Economist: The most severely damaged economy due to COVID-19

Recognizing these pains, Prime Minister Narendra Modi on 12th May pledged to increase public spending by 265 billion $, equivalent to 10% of GDP, to stimulate growth. However, this package will raise India's budget deficit to 12% of GDP, and the debt / GDP ratio to 80%.

An editorial published in the Mint local financial daily news said that what India needs is "a large amount of money that can be put into circulation easily and smoothly". However, instead of stimulating demand, especially giving emergency cash to the poorest, Modi's government is focused on the supply side with policies such as credit guarantees, while implementing reforms that would take effects as soon as possible in the medium term.
Unsurprisingly, Modi's supporters explained that instead of giving money directly, the government has given small companies – which is the most labor-intensive group and the backbone of the economy – access to cheap capital. Moreover, reforms like shifting to the national system (instead of following the state system as before) to distribute subsidized food will not only benefit the poor but also save money.

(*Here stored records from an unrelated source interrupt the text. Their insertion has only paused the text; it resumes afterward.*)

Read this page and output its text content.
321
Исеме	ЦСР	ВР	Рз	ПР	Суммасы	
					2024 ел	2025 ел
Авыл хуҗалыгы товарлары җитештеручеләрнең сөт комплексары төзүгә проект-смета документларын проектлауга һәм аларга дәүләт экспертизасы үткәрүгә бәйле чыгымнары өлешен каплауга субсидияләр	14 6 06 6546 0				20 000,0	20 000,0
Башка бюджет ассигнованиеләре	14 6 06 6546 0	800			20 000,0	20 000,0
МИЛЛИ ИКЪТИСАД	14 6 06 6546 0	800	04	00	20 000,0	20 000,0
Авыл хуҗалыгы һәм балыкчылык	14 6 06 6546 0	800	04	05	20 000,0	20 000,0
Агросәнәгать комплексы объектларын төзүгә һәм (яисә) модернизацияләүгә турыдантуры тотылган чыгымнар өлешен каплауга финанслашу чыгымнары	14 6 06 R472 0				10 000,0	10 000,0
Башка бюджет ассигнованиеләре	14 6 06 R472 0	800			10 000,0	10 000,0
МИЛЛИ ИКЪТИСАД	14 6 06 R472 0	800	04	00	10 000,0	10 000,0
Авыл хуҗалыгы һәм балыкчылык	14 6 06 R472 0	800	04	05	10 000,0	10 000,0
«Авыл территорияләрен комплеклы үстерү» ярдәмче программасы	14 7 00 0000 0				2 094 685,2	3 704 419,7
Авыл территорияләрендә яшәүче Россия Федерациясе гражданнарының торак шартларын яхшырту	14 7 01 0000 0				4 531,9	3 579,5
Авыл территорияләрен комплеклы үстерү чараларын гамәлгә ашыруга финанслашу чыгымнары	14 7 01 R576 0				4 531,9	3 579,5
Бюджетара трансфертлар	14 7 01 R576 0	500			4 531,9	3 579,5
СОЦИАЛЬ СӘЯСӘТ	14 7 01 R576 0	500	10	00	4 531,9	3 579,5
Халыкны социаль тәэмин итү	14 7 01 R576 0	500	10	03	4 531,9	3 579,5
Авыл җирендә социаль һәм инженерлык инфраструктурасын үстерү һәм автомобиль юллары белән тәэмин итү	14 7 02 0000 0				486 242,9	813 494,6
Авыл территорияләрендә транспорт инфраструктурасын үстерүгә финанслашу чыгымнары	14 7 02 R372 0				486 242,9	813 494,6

India's two Nobel laureates - Amartya Sen and Abhijit Banerjee - argue that a 100$-per-month subsidy will benefit many families in India. Nevertheless, so far, about 200 million poor women receive only 6.6$ per month, and 70 million farmers are promised to be given 26$ per month. Even for 60% of Indians who live on less than US $ 3.2 per day (the poverty line set by the World Bank for middle-income countries), the amount of money is still too low and obviously cannot stimulate anything.

Even before the coronavirus, bad debt weighed heavily on spending and investment in India, but the government and central bank seem to be hoping to revive the economy by encouraging loaning.